Paul Rogers edited this page Oct 5, 2022 · 5 revisions

Plan

PR Plan

Basics
- Operator framework: excludes actual query code
- Scan query
Timeseries query
Other queries
Insert physical plan between query runner and operators
Convert query runners to a planner: f(query, metadata) -> physical plan
Optimize away the ad-hoc bits: move toward a more typical row format
Abstract out the HTTP protocol. Add Gian's new network protocol.
Introduce multiple tiers.
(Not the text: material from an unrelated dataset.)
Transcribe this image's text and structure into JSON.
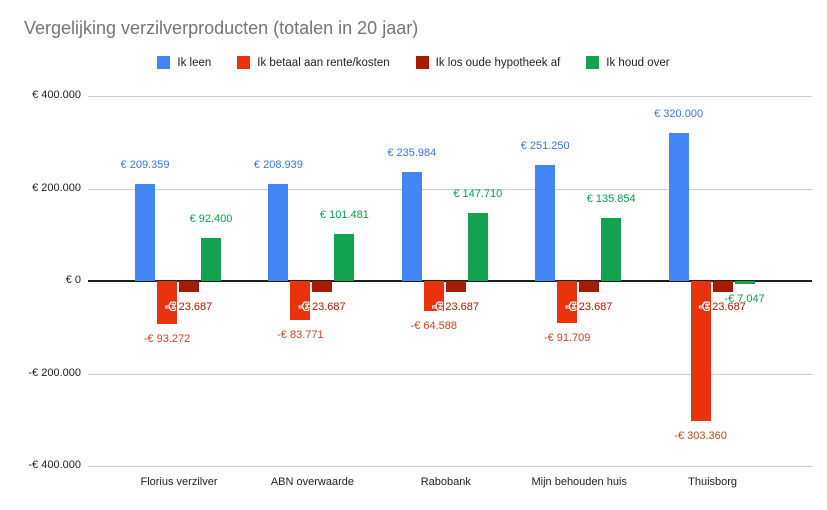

Requires new server type.
Push rework below the Cursor level: revisit storage adapters
- Adapters assume that Druid will do the work
- Segment adapter negotiates push-down of operations it can handle
- CSV, etc. are simple layers; they don't try to simulate segments

First PR Plan

Goal:

Broaden discussion. (There will likely be much resistance this first go-round.)
Establish a toehold.
Make the concept more concrete to other devs.

Tasks:

Rebase op-step3 on master.
Fix merge issues.
Run a test run with operators enabled.
DruidUnionRel
- As designed, runs independent queries, then concats results
- Change to have a root segment with a union operator, with child frags (each frag has a separate query)
Test on Broker, historical pair.
- Ingest data
- Run queries in old mode & verify.
- Run queries in op mode & verify.
Perhaps find the benchmarks and try those.

Investigations

Prototype for group-by query

Other Tasks

Producer/consumer queue for the scatter/gather operator
Unified row format, perhaps based on frames

Completed

Early prototypes: scan query, timeseries query
Internal discussions around merit